Wenn wir das Leben leben wollen, vielleicht nach unserem Motto (live your dream, don’t dream your life, you have only one), dann müssen wir uns bewusst werden, dass wir das „Gestern“ nicht mehr ändern können und das „Morgen“ nicht kennen. Wir können nur heute und jetzt leben. Und das Leben ist zu kurz, um es zu vergeuden. Also ärgern wir uns nicht wegen gestern, machen uns keine Sorgen wegen morgen und leben heute und jetzt unseren Traum.

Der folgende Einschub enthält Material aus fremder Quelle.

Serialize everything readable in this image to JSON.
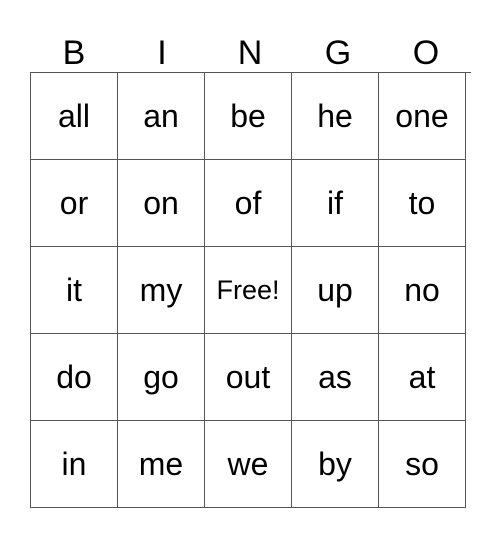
{
  "card": {
    "header": {
      "letters": [
        "B",
        "I",
        "N",
        "G",
        "O"
      ]
    },
    "grid": {
      "columns": 5,
      "rows": 5,
      "free_space_label": "Free!",
      "border_color": "#555555",
      "text_color": "#000000",
      "background_color": "#ffffff",
      "cells": [
        [
          "all",
          "an",
          "be",
          "he",
          "one"
        ],
        [
          "or",
          "on",
          "of",
          "if",
          "to"
        ],
        [
          "it",
          "my",
          "Free!",
          "up",
          "no"
        ],
        [
          "do",
          "go",
          "out",
          "as",
          "at"
        ],
        [
          "in",
          "me",
          "we",
          "by",
          "so"
        ]
      ]
    }
  }
}
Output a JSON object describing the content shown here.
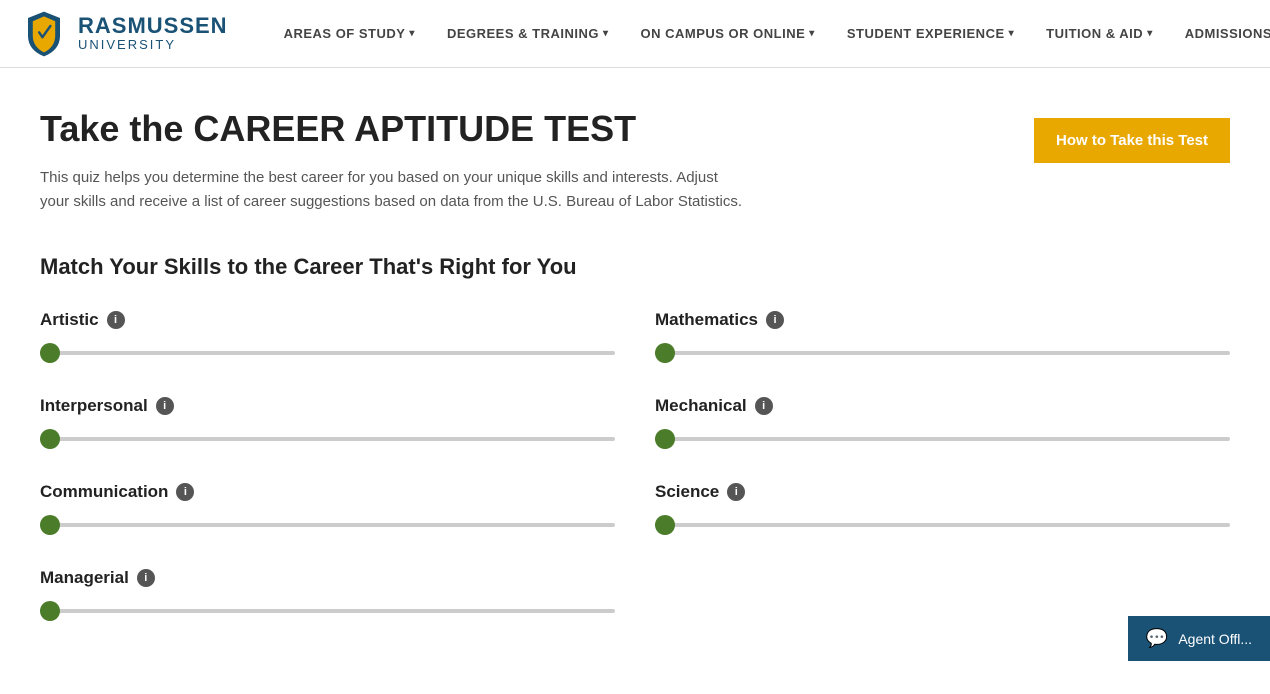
{
  "nav": {
    "logo": {
      "rasmussen": "RASMUSSEN",
      "university": "UNIVERSITY"
    },
    "links": [
      {
        "label": "AREAS OF STUDY",
        "id": "areas-of-study",
        "hasDropdown": true
      },
      {
        "label": "DEGREES & TRAINING",
        "id": "degrees-training",
        "hasDropdown": true
      },
      {
        "label": "ON CAMPUS OR ONLINE",
        "id": "on-campus-online",
        "hasDropdown": true
      },
      {
        "label": "STUDENT EXPERIENCE",
        "id": "student-experience",
        "hasDropdown": true
      },
      {
        "label": "TUITION & AID",
        "id": "tuition-aid",
        "hasDropdown": true
      },
      {
        "label": "ADMISSIONS",
        "id": "admissions",
        "hasDropdown": true
      }
    ]
  },
  "page": {
    "title_prefix": "Take the ",
    "title_highlight": "CAREER APTITUDE TEST",
    "description_1": "This quiz helps you determine the best career for you based on your unique skills and interests. Adjust",
    "description_2": "your skills and receive a list of career suggestions based on data from the U.S. Bureau of Labor Statistics.",
    "how_to_btn": "How to Take this Test",
    "skills_section_title": "Match Your Skills to the Career That's Right for You"
  },
  "skills": {
    "left": [
      {
        "id": "artistic",
        "name": "Artistic",
        "value": 0
      },
      {
        "id": "interpersonal",
        "name": "Interpersonal",
        "value": 0
      },
      {
        "id": "communication",
        "name": "Communication",
        "value": 0
      },
      {
        "id": "managerial",
        "name": "Managerial",
        "value": 0
      }
    ],
    "right": [
      {
        "id": "mathematics",
        "name": "Mathematics",
        "value": 0
      },
      {
        "id": "mechanical",
        "name": "Mechanical",
        "value": 0
      },
      {
        "id": "science",
        "name": "Science",
        "value": 0
      }
    ]
  },
  "livechat": {
    "label": "Agent Offl..."
  }
}
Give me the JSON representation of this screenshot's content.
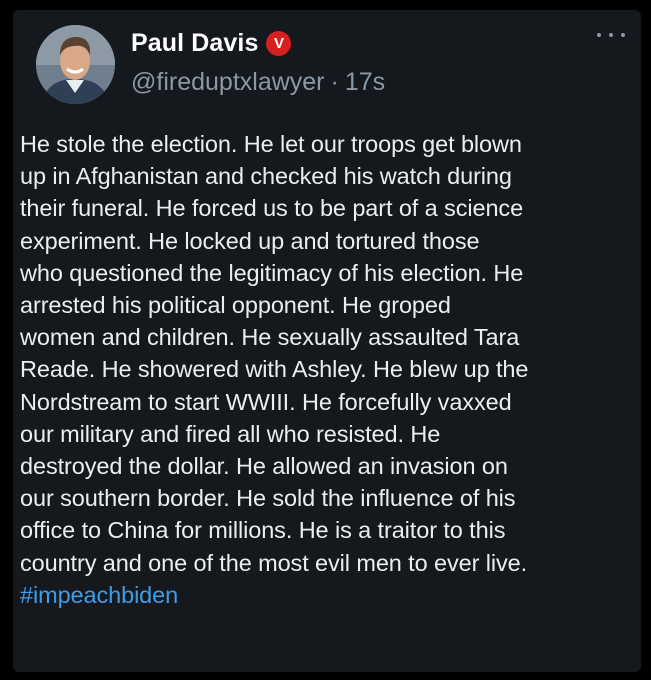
{
  "author": {
    "name": "Paul Davis",
    "badge": "V",
    "handle": "@fireduptxlawyer",
    "separator": "·",
    "timestamp": "17s"
  },
  "post": {
    "lines": [
      "He stole the election. He let our troops get blown",
      "up in Afghanistan and checked his watch during",
      "their funeral. He forced us to be part of a science",
      "experiment. He locked up and tortured those",
      "who questioned the legitimacy of his election. He",
      "arrested his political opponent. He groped",
      "women and children. He sexually assaulted Tara",
      "Reade. He showered with Ashley. He blew up the",
      "Nordstream to start WWIII. He forcefully vaxxed",
      "our military and fired all who resisted. He",
      "destroyed the dollar. He allowed an invasion on",
      "our southern border. He sold the influence of his",
      "office to China for millions. He is a traitor to this",
      "country and one of the most evil men to ever live."
    ],
    "hashtag": "#impeachbiden"
  },
  "icons": {
    "more": "more-horizontal-icon",
    "badge": "verified-badge-icon"
  },
  "colors": {
    "background": "#15181c",
    "text": "#ecedee",
    "secondary_text": "#8b98a5",
    "link": "#3f9de8",
    "badge": "#d61f1f"
  }
}
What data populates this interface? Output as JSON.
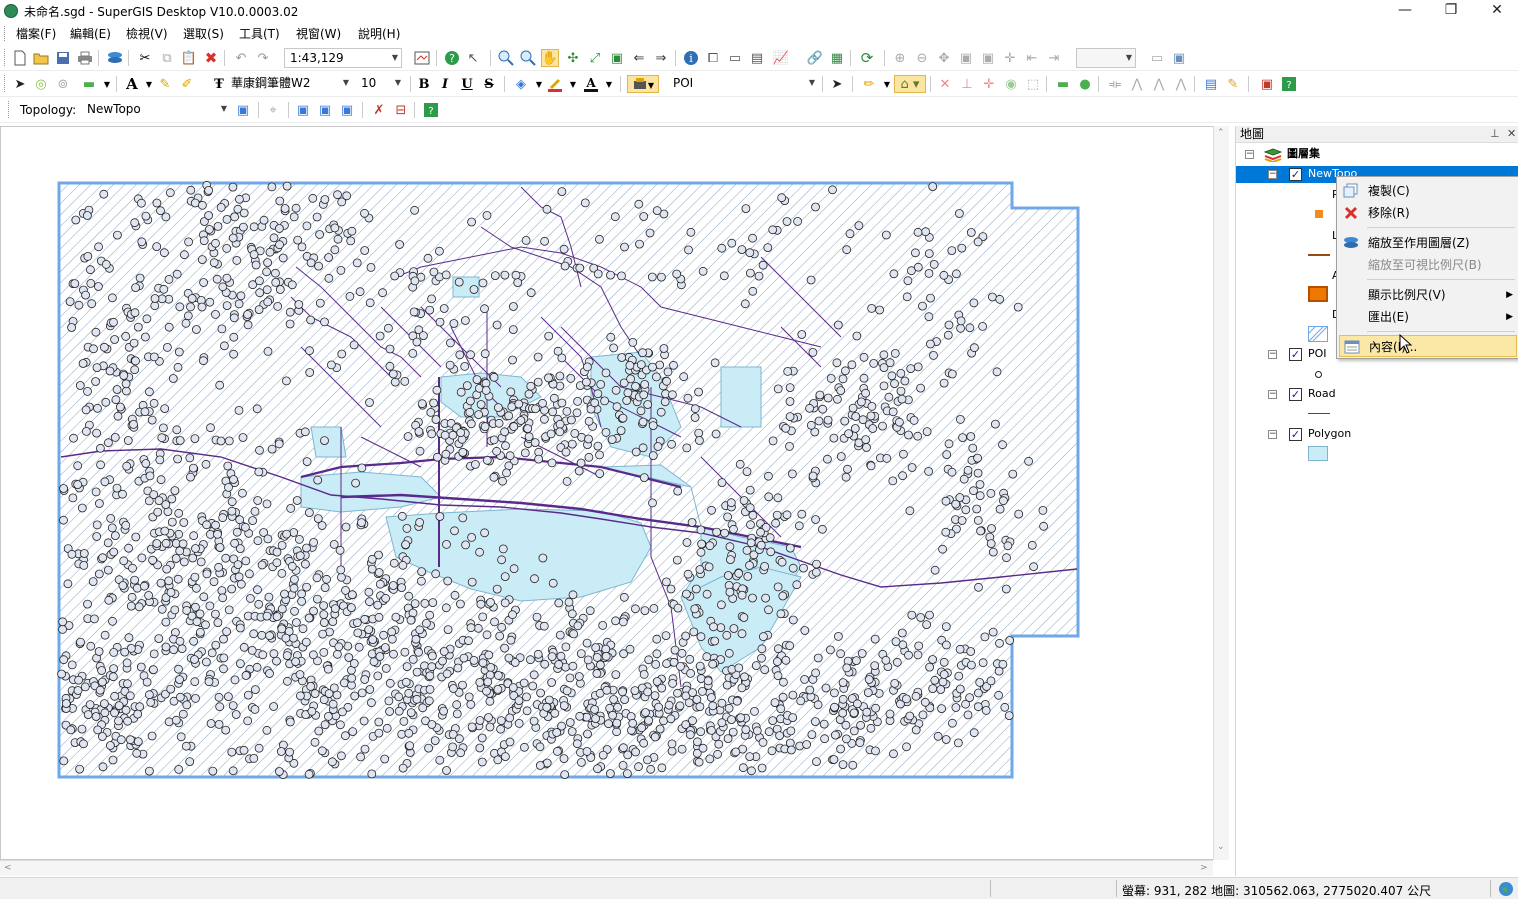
{
  "window": {
    "title": "未命名.sgd - SuperGIS Desktop V10.0.0003.02",
    "minimize": "—",
    "maximize": "❐",
    "close": "✕"
  },
  "menu": [
    "檔案(F)",
    "編輯(E)",
    "檢視(V)",
    "選取(S)",
    "工具(T)",
    "視窗(W)",
    "說明(H)"
  ],
  "toolbar_standard": {
    "scale": "1:43,129",
    "scale_right": ""
  },
  "toolbar_format": {
    "font_name": "華康鋼筆體W2",
    "font_size": "10",
    "bold": "B",
    "italic": "I",
    "underline": "U",
    "strikethrough": "S",
    "target_layer": "POI"
  },
  "toolbar_topology": {
    "label": "Topology:",
    "value": "NewTopo"
  },
  "panel": {
    "title": "地圖",
    "pin": "⊥",
    "close": "✕",
    "root": "圖層集",
    "layers": [
      {
        "name": "NewTopo",
        "checked": true
      },
      {
        "name": "POI",
        "checked": true
      },
      {
        "name": "Road",
        "checked": true
      },
      {
        "name": "Polygon",
        "checked": true
      }
    ],
    "legend_partial_labels": [
      "P",
      "L",
      "A",
      "D"
    ]
  },
  "context_menu": {
    "items": [
      {
        "label": "複製(C)",
        "enabled": true,
        "icon": "copy-icon"
      },
      {
        "label": "移除(R)",
        "enabled": true,
        "icon": "remove-icon"
      },
      {
        "label": "縮放至作用圖層(Z)",
        "enabled": true,
        "icon": "zoom-to-layer-icon"
      },
      {
        "label": "縮放至可視比例尺(B)",
        "enabled": false,
        "icon": ""
      },
      {
        "label": "顯示比例尺(V)",
        "enabled": true,
        "icon": "",
        "submenu": true
      },
      {
        "label": "匯出(E)",
        "enabled": true,
        "icon": "",
        "submenu": true
      },
      {
        "label": "內容(I)...",
        "enabled": true,
        "icon": "properties-icon",
        "hovered": true
      }
    ]
  },
  "status": {
    "coordinates": "螢幕: 931, 282  地圖: 310562.063, 2775020.407 公尺"
  },
  "colors": {
    "extent_outline": "#6fa8e8",
    "hatch": "#8aa7c8",
    "water_fill": "#c9ecf7",
    "road": "#5a2a8a",
    "poi_fill": "#dfe6f2",
    "selection": "#0078d7"
  }
}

Wir haben eine grossartige Erfahrung gemacht: wenn wir im Schlamm stecken bleiben, wenn der Weg nicht mehr weiter geht, wenn wir echte Probleme haben, dann gibt es keinen Knatsch, keine Vorwürfe, keine Spirale. Dann gibt es nur enges, vertrautes zielstrebiges Zusammenarbeiten. Wir sind dann zwar fix und fertig, müde, abgeschlagen aber zufrieden mit uns und der Welt.

Also jetzt nicht hyperventilieren! Wir sind alle ok. Aber wie schnell kann ein Urknall entstehen? Eben. Und daraus entsteht Leben.